Amazon released a postmortem report on their recent high profile outage. In this report, they explain in technical detail how their Elastic Compute Cloud (“EC2”) was knocked out of service for several hours, impacting numerous customers. Amazon has received significant praise for the openness and thoroughness of the report. At the same time though, the incident has amped up the debate around the risks of cloud computing. I don’t feel I have enough information to personally assess Amazon’s handling of the incident. They are operating an extremely large and complicated environment. Time will tell if they make sufficient adjustments to their architecture and processes to avoid recurrences of this type of problem. I do believe that we know enough about the outage to derive some general lessons from it.
Here are some clear facts that are revealed by the postmortem:
- A routine maintenance activity (related to growth) set the stage for the outage
- The maintenance activity was performed at 9:47 AM local time for the US East Region on a Thursday
- A step within the maintenance activity was performed incorrectly, triggering the outage
- Recovery of the system did not immediately work as anticipated
- Once the system got into an errant state, a cascading set of additional problems occurred
It is notable that despite Amazon’s size, sophistication and advanced technology, the story-line around this outage is as old as enterprise technology itself. Maintenance activities have long been the largest driver of outages. Human error is the predominant reason that maintenance activities go awry. Given these historical facts, I will analyze the Amazon outage from the standpoint of change management practices.
The first thing to examine about this activity is the scheduling of the change. The change took effect at the start of a business day for the east coast of the US. The central tenet of change management practice is to schedule activities when they can do the least harm if they are unsuccessful. When manual human effort is involved there must always be an assumption that there could be an error in the process. Furthermore, it must be expected that the error may lead to customer facing outages to the service. Historically enterprises scheduled changes during periods of low utilization or outside of their normal “business hours”. For many firms this traditionally meant Saturday night into Sunday morning for the local time zone of their primary customer base. In the case of Amazon, their scheduling may have been complicated by the very large, diverse community that they serve. Most companies, however, can still move change activity to lower impact windows where an outage would be more tolerable by customers.
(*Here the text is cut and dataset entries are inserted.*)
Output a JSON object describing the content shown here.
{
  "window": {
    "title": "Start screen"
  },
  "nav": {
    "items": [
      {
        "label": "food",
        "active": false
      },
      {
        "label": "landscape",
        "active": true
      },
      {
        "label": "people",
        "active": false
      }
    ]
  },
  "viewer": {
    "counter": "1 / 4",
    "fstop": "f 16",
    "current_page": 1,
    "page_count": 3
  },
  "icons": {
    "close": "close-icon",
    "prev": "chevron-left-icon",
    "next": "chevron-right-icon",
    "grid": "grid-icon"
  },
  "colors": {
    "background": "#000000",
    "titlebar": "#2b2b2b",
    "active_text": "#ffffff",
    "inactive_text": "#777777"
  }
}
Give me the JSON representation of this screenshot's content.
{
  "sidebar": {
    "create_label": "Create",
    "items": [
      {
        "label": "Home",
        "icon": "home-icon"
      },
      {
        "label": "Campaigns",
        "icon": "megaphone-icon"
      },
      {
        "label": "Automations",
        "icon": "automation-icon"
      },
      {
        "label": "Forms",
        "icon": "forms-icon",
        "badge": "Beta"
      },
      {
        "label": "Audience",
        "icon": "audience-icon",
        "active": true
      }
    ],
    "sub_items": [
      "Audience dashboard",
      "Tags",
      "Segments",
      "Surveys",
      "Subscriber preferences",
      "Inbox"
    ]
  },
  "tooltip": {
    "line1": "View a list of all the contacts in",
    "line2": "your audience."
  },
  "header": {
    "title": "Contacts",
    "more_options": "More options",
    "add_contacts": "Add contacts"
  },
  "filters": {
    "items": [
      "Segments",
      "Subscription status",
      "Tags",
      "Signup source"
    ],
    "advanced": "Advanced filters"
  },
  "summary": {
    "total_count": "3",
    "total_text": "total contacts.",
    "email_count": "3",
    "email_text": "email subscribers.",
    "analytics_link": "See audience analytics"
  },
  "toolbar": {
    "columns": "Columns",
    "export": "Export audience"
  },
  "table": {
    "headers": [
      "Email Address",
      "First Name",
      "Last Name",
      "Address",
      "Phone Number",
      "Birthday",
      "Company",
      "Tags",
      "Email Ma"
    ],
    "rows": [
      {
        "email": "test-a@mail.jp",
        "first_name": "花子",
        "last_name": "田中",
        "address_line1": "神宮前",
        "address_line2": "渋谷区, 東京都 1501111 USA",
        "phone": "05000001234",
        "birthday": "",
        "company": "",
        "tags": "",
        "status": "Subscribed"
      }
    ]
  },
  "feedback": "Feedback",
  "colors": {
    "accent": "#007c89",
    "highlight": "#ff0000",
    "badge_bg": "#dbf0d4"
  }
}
The next thing to consider about the maintenance activity was the manual, human effort involved. The report indicates that an error was made when traffic was incorrectly shifted to a lower capacity network. While the details are not clearly spelled out, one could assume that this action was performed by a technician utilizing a command line or a graphically based management system. In either case, it was only a matter of time (i.e. enough change attempts) before the operator would make this, or a similar error. Basic mistake proofing doctrine would minimize the direct human involvement in maintenance activities. Instead the following best practices should be followed, in priority order:
- Where possible, the maintenance should be incorporated within management software specifically designed to perform the operation
- If that’s not possible the activity should be scripted, with proper dependencies and error checking included
- If human interaction is still required, the operator should follow a checklist, with forcing functions employed to ensure proper sequencing and execution
The last part of the incident to consider is the unexpected recovery issues and cascading failures that resulted from the mistaken operation. While every scenario can’t be fully tested, firms should do their best to simulate systems recovery processes under stress. A contributing issue in the Amazon incident was that the systems were attempting to recover under high load. Once again, scheduling the maintenance activity for a low utilization timeframe would be beneficial by providing less stress on recovery processes.
The current business climate mandates constant improvements, continuous growth and round-the-clock availability. These requirements put tremendous pressure on firms to remain nimble while retaining quality. Having a disciplined and mature approach to change management is an essential practice for firms that want to minimize service disruptions. The Amazon outage is a painful reminder of the potential for reputational damage when maintenance processes go awry.